Por Martín Arias

El pasado sábado en California, Miguel “Alacrán” Berchelt dejó en claro su intención de dominar la categoría de la división de los pesos súper pluma en todos los organismos con una irreprochable y emocionante victoria contra el japonés Takashi Miura.

Berchelt, nacido en Cancún, pero radicado y desarrollado como peleador en Mérida, despejó cualquier duda de que está hecho para las “ligas mayores” del boxeo. No sólo dominó a Miura y, en su combate anterior, a Francisco “Bandido” Vargas, sino que en ambas peleas encontró la manera de exhibir en su máxima expresión las cualidades que lo tienen hoy como campeón del mundo: pegada, control mental, movilidad sobre el cuadrilátero y fortaleza física.

Miura no tuvo margen para exhibir las virtudes que la afición le conoce: golpeo zurdo pesado y educado, que si bien llegaron a provocar daño en el “Alacrán”, no implicaron mayor complicación. El peninsular y su esquina plantearon una estrategia adecuada al rival que tuvieron en frente para anular sus armas y maximizar el rendimiento de las propias.

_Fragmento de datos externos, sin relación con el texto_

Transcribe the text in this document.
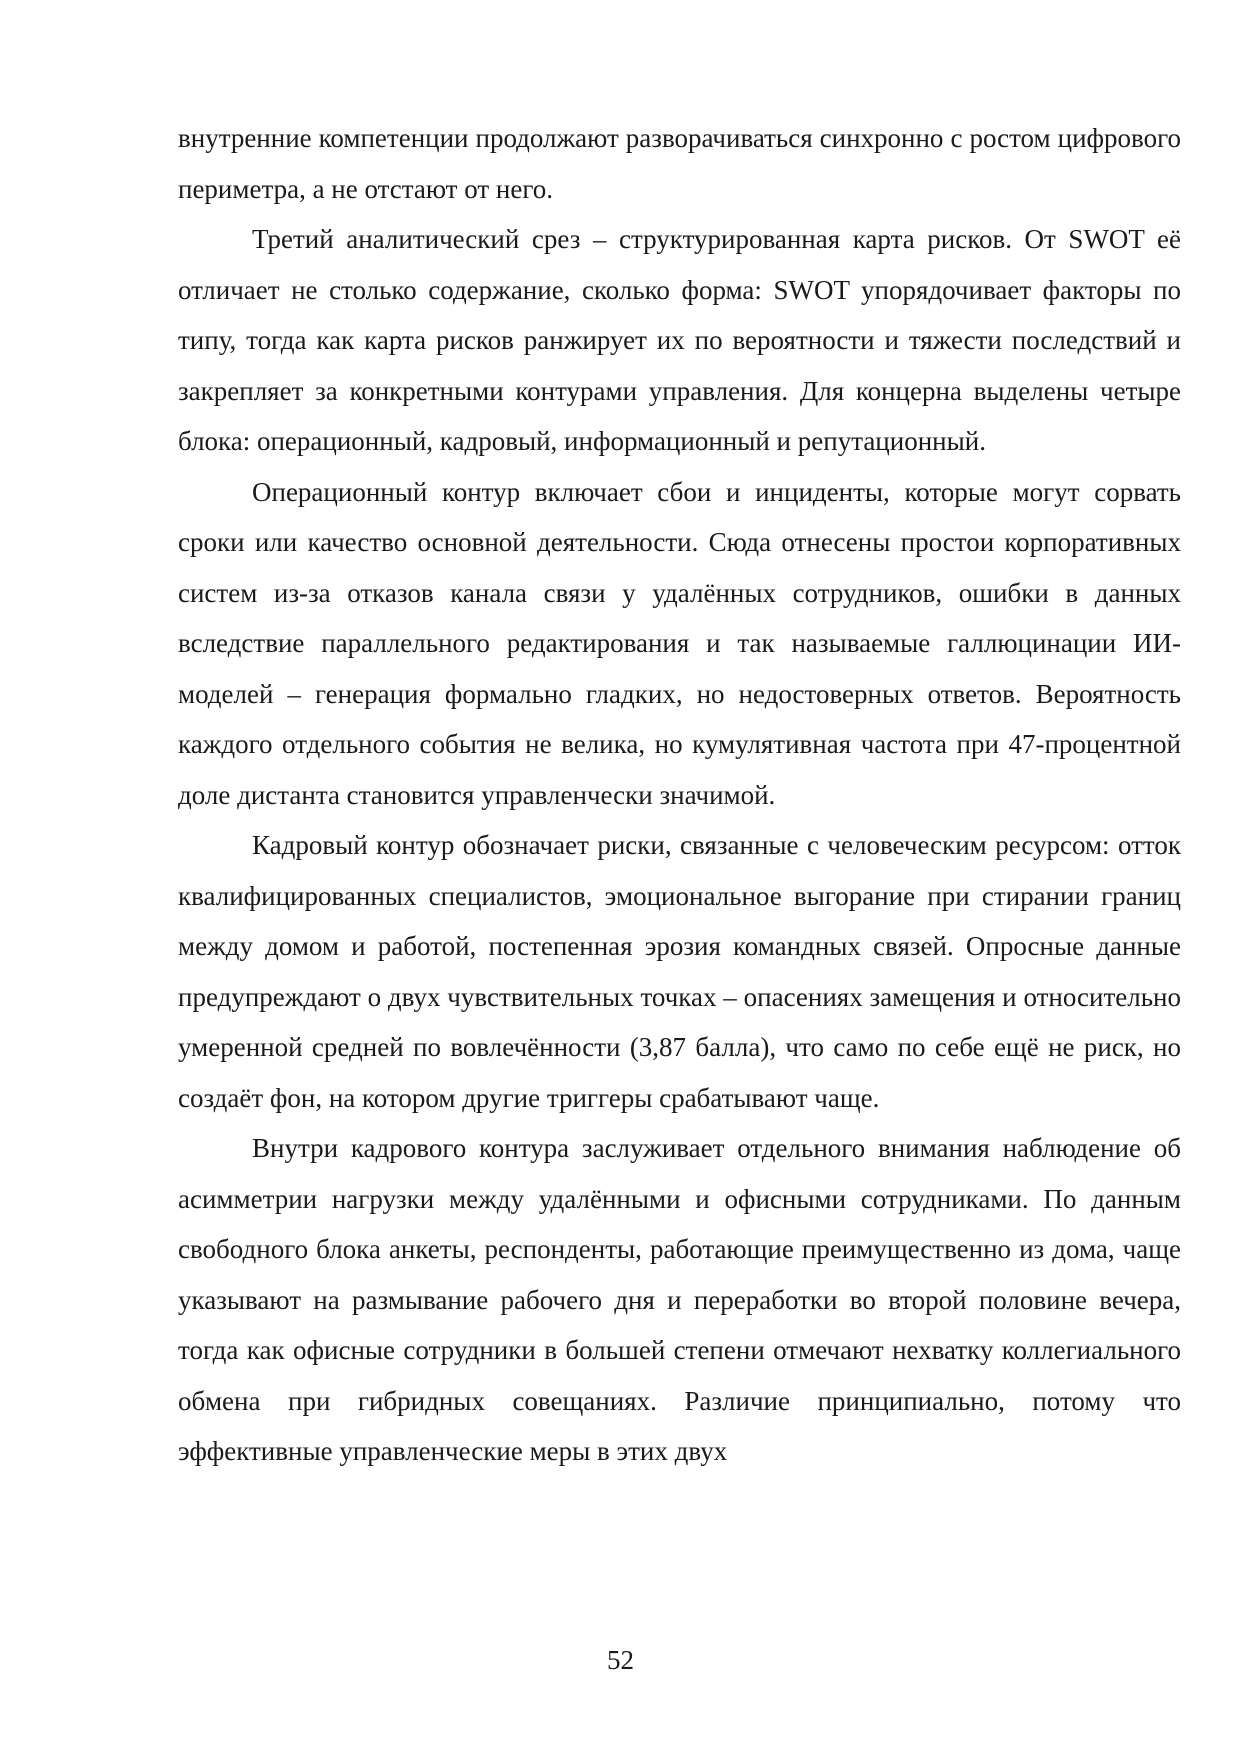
внутренние компетенции продолжают разворачиваться синхронно с ростом цифрового периметра, а не отстают от него.

Третий аналитический срез – структурированная карта рисков. От SWOT её отличает не столько содержание, сколько форма: SWOT упорядочивает факторы по типу, тогда как карта рисков ранжирует их по вероятности и тяжести последствий и закрепляет за конкретными контурами управления. Для концерна выделены четыре блока: операционный, кадровый, информационный и репутационный.

Операционный контур включает сбои и инциденты, которые могут сорвать сроки или качество основной деятельности. Сюда отнесены простои корпоративных систем из-за отказов канала связи у удалённых сотрудников, ошибки в данных вследствие параллельного редактирования и так называемые галлюцинации ИИ-моделей – генерация формально гладких, но недостоверных ответов. Вероятность каждого отдельного события не велика, но кумулятивная частота при 47-процентной доле дистанта становится управленчески значимой.

Кадровый контур обозначает риски, связанные с человеческим ресурсом: отток квалифицированных специалистов, эмоциональное выгорание при стирании границ между домом и работой, постепенная эрозия командных связей. Опросные данные предупреждают о двух чувствительных точках – опасениях замещения и относительно умеренной средней по вовлечённости (3,87 балла), что само по себе ещё не риск, но создаёт фон, на котором другие триггеры срабатывают чаще.

Внутри кадрового контура заслуживает отдельного внимания наблюдение об асимметрии нагрузки между удалёнными и офисными сотрудниками. По данным свободного блока анкеты, респонденты, работающие преимущественно из дома, чаще указывают на размывание рабочего дня и переработки во второй половине вечера, тогда как офисные сотрудники в большей степени отмечают нехватку коллегиального обмена при гибридных совещаниях. Различие принципиально, потому что эффективные управленческие меры в этих двух

52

Fiel a su costumbre de “ponchador”, Berchelt respetó su esencia y se fajó hasta el último asalto, a pesar de ir ganando indiscutiblemente el pleito en las tarjetas. Sin embargo, para el futuro, el “Alacrán” y su equipo deberán optar por “asegurar” un resultado cuando la ventaja sea más que clara y ser precavidos para no correr el riesgo de recibir golpes innecesarios, como ocurrió contra el japonés.

A partir de ahora, comienza el camino rumbo a la pelea contra el ucraniano Vasyl Lomachenko, campeón mundial súperpluma de la OMB, que promete ser un tremendo banquete para la afición. Pero antes, Berchelt debe tomar más “vuelo” para un desafío de tal magnitud, ya sea teniendo uno o dos combates previos, cuyos rivales podrían ser el monarca mundial del IBF, Gervonta Davis; el súper campeón de la AMB, Jezreel Corrrales; o incluso el guerrero mexicano Orlando “Siri” Salido. Ya Max Boxing y Zanfer decidirán qué será lo mejor para su última joya.

Lo cierto es que Miguel “Alacrán” Berchelt tiene todo a su favor para expandir su nombre en el ámbito del boxeo mundial, y no será de otra forma más que a base de “piquetes venenosos”.